Sunday, December 04, 2005

Ice wine


If you are at all excited by food and wine, the approach of Christmas, the excitement of shopping for increasingly special food and drink as this month progresses, you need to read this article in today’s Observer Magazine, in which Nigel Slater is educated by Tim Atkin:

As I bring in the long, thin mincemeat tart straight from the oven, Mr Atkin produces a glass of Riesling from the most elegant bottle I have ever seen, long and slim like a Giacometti sculpture. The contents are the colour of purest acacia honey. This is Tim's ‘navel’ wine and I see precisely what he means, though he declines my suggestion of a hands-on demonstration. He passes me a glass of garnet-red Port.

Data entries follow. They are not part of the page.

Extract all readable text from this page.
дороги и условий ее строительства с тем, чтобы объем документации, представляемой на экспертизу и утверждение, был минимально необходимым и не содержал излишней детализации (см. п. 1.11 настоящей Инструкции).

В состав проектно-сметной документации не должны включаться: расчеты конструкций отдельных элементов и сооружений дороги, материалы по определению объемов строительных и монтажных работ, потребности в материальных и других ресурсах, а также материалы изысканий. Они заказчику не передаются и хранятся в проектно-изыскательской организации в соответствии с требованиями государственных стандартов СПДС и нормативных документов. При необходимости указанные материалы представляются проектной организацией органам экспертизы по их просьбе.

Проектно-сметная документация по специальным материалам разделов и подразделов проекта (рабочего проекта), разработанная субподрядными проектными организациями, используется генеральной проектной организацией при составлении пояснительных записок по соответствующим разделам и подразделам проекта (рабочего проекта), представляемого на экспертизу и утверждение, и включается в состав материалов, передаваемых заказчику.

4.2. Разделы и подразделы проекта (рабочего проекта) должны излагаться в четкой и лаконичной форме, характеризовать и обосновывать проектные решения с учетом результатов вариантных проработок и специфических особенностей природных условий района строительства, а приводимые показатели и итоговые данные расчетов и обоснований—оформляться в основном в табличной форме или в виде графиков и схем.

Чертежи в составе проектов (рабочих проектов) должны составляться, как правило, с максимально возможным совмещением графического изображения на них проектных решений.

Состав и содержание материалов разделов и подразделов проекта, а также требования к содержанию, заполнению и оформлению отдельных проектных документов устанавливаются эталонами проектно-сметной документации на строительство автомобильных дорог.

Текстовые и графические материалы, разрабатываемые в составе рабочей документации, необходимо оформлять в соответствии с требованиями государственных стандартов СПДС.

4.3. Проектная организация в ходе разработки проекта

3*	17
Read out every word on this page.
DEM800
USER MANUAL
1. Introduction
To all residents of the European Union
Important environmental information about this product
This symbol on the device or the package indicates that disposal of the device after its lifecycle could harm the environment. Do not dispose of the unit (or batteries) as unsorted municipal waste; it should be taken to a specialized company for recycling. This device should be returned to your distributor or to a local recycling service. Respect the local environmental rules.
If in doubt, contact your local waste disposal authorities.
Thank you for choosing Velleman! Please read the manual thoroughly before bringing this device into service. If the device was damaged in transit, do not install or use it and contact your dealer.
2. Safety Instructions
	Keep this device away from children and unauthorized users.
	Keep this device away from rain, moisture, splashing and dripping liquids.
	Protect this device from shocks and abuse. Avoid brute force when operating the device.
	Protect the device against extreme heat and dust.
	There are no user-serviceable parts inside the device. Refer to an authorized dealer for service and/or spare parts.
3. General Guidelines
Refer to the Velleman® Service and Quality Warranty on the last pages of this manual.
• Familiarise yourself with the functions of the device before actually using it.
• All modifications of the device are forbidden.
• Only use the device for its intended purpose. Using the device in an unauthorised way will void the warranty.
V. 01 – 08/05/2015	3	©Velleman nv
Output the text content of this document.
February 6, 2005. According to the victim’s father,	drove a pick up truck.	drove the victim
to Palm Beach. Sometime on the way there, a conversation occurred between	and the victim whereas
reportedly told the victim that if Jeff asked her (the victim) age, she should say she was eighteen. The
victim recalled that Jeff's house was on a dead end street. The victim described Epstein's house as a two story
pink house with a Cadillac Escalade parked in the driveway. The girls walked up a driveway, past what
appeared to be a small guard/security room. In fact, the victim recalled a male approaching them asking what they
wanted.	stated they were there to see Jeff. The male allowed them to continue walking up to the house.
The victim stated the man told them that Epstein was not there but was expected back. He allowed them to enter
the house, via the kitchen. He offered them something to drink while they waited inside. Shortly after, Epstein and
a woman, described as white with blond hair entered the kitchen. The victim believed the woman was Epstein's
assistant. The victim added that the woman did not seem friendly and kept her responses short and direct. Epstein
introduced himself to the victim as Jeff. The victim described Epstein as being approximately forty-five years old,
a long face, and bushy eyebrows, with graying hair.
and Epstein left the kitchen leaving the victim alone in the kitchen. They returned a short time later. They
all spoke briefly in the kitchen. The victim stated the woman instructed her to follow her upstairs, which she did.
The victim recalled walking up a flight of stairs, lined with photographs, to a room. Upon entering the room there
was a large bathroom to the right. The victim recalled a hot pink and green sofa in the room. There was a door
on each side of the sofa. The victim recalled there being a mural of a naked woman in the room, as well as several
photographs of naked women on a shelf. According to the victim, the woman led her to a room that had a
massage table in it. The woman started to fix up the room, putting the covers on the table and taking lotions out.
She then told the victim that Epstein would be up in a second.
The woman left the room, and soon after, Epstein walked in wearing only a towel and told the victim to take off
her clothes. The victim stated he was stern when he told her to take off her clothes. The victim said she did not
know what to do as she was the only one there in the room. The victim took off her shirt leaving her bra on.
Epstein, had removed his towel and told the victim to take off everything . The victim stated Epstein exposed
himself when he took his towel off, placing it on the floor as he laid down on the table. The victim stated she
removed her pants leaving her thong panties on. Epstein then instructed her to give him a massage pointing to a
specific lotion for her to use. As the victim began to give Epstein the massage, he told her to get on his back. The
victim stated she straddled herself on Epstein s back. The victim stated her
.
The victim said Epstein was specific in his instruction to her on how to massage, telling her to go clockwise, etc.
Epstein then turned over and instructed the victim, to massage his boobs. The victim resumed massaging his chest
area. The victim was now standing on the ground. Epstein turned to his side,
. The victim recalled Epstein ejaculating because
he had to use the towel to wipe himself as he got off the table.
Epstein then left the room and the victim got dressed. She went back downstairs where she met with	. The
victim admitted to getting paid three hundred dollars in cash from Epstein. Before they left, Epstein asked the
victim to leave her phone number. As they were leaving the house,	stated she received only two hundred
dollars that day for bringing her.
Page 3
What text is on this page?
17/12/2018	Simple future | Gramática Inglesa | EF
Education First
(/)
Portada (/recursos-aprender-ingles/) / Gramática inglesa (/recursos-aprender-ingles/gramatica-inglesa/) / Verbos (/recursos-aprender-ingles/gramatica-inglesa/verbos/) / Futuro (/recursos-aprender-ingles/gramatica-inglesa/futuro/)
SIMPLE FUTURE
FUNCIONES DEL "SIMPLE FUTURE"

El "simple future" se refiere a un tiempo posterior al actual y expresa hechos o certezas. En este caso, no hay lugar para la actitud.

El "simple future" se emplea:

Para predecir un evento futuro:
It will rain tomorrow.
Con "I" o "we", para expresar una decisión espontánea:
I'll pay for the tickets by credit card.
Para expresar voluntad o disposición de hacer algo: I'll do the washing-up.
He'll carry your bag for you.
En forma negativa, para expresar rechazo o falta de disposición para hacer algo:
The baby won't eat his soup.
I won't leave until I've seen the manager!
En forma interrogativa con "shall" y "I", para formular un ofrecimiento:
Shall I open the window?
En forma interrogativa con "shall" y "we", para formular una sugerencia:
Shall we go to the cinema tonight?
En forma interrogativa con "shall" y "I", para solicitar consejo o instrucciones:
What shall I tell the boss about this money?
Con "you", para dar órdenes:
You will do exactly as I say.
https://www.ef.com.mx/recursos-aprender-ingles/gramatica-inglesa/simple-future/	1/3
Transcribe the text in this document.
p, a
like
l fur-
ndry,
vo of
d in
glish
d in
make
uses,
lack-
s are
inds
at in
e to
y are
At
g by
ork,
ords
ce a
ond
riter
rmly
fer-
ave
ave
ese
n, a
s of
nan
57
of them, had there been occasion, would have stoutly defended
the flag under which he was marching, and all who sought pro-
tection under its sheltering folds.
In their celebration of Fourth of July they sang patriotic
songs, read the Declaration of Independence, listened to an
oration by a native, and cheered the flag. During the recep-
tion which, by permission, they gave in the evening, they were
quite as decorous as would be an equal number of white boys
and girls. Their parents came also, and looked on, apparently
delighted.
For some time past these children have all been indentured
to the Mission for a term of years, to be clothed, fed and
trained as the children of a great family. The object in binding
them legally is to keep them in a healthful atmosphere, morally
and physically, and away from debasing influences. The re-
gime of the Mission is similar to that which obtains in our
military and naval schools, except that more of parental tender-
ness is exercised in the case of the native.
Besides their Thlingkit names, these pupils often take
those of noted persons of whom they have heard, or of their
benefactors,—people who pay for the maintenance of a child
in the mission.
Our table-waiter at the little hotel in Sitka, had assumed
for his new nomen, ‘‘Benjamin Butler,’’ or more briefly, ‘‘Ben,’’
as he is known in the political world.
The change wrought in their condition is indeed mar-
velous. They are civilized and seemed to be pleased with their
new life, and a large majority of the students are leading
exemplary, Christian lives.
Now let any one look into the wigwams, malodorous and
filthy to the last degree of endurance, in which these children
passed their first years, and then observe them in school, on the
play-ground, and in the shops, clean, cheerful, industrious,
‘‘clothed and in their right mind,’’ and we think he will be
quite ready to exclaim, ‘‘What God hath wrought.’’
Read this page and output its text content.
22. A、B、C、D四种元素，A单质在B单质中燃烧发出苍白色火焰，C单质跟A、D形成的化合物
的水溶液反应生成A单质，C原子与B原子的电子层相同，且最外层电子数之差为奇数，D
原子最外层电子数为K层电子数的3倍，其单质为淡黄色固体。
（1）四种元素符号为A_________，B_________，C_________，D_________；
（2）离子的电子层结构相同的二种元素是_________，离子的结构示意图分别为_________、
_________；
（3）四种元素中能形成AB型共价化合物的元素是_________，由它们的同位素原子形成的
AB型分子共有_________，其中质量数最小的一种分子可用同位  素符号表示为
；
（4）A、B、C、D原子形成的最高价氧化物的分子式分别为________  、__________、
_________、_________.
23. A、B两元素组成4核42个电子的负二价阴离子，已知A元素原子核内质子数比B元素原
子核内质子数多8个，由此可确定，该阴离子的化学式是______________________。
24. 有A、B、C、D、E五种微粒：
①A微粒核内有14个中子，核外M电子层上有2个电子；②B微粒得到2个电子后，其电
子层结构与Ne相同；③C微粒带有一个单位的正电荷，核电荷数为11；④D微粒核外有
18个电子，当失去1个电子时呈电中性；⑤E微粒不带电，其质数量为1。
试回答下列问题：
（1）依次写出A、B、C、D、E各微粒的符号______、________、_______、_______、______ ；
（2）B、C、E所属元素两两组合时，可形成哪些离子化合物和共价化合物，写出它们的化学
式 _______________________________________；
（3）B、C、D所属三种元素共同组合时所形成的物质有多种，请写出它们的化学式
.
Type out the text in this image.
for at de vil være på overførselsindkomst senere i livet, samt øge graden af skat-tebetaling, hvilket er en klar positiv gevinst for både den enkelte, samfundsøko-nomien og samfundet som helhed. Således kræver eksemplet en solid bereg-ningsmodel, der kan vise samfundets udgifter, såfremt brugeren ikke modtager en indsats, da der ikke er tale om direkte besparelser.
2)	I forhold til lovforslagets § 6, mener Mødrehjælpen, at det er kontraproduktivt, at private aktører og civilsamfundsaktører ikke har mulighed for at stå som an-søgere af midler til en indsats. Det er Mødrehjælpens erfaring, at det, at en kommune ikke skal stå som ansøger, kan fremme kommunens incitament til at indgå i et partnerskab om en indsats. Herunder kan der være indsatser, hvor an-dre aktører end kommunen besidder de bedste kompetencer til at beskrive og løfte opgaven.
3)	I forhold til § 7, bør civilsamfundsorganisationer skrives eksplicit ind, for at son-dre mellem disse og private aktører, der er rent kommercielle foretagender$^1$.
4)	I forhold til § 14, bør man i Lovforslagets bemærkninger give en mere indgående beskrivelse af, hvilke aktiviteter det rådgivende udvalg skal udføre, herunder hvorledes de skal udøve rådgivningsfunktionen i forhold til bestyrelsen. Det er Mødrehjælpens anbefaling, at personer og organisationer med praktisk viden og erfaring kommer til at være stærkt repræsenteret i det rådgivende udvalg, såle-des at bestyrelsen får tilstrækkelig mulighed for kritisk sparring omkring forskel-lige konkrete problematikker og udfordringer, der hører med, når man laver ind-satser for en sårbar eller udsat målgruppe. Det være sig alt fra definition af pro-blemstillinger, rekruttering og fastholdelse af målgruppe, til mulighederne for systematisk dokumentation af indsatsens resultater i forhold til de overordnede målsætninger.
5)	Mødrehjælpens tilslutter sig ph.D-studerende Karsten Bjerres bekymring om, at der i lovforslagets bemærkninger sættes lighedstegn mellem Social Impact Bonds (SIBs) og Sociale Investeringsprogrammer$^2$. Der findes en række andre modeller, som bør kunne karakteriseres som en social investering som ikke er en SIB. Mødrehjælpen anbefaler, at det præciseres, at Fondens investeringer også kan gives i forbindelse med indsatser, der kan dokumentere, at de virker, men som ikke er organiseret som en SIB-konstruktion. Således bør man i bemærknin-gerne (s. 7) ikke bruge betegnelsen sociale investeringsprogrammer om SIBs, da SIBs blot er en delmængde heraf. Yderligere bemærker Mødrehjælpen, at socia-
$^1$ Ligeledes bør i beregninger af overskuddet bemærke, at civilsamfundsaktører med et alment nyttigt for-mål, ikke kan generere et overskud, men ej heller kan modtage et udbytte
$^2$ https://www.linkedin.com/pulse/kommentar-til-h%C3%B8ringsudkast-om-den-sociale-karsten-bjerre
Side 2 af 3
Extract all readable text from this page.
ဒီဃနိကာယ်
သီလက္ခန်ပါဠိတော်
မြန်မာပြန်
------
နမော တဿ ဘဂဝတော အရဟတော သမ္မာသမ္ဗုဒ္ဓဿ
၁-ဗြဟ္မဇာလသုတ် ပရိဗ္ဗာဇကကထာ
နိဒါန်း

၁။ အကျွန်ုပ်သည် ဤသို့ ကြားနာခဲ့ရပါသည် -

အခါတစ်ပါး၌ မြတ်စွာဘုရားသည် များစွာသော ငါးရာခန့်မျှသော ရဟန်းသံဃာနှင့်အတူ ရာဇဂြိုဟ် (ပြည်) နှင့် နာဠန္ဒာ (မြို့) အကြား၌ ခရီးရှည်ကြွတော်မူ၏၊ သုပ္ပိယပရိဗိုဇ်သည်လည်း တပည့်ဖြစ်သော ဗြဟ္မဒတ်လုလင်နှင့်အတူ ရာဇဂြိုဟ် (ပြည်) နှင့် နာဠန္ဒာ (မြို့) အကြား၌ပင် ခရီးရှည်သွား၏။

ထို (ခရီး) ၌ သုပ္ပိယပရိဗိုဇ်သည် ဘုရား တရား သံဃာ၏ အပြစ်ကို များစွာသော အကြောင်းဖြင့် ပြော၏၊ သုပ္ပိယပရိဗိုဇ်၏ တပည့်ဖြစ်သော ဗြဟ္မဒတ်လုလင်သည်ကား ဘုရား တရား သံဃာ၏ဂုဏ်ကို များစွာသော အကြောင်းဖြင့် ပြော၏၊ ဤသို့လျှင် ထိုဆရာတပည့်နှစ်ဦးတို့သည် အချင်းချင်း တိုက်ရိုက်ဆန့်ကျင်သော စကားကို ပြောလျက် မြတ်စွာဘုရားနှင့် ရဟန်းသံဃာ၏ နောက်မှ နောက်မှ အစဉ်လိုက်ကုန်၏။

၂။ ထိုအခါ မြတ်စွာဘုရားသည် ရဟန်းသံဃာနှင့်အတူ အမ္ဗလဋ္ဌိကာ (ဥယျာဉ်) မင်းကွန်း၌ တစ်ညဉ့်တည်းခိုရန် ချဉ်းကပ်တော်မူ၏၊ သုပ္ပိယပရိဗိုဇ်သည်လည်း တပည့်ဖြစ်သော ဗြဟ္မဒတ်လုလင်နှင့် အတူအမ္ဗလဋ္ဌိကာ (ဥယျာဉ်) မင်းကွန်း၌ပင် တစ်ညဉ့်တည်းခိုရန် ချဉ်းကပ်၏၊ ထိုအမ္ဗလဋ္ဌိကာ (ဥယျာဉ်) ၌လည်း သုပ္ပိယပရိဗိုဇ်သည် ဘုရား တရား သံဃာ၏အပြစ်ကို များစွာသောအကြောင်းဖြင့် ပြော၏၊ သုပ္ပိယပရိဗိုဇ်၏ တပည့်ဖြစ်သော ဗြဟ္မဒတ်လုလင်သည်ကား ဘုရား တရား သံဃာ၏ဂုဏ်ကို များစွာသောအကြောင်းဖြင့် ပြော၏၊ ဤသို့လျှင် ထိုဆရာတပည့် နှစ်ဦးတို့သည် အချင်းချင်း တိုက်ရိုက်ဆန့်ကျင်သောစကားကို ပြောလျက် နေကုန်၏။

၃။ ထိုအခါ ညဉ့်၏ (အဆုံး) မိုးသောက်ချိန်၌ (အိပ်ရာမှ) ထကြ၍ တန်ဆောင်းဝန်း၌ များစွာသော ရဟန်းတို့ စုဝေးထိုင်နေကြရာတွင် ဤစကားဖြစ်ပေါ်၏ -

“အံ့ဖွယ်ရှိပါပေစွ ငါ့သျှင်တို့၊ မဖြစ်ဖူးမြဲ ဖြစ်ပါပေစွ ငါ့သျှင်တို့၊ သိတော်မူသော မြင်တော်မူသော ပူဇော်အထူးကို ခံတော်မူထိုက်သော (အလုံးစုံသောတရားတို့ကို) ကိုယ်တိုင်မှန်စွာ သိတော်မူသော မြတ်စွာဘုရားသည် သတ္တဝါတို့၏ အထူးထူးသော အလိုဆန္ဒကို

We take a mouthful of hot mince pie, followed swiftly by another of the chilled Riesling ice wine. ‘Look at the legs on that,’ says Tim, pointing out the rather beautiful pattern of streaks and dribbles trickling slowly down the sides of the glass. ‘The Germans call them “Cathedral windows”, the French call them “legs”.’ Their presence is a big clue as to the viscosity and richness of the wine. I’m listening, but it is difficult when you are eating a mouthful of food and wine that is so utterly, gloriously sublime. Soft, honeyed, sweet, hot, icy, intensely fruity and buttery — a mouthful that tastes like all your Christmases have come at once.

The wine, by the way, is this and is buyable here. You will have to make your own mincemeat and apple tart. And it will be a pleasure. Trust me.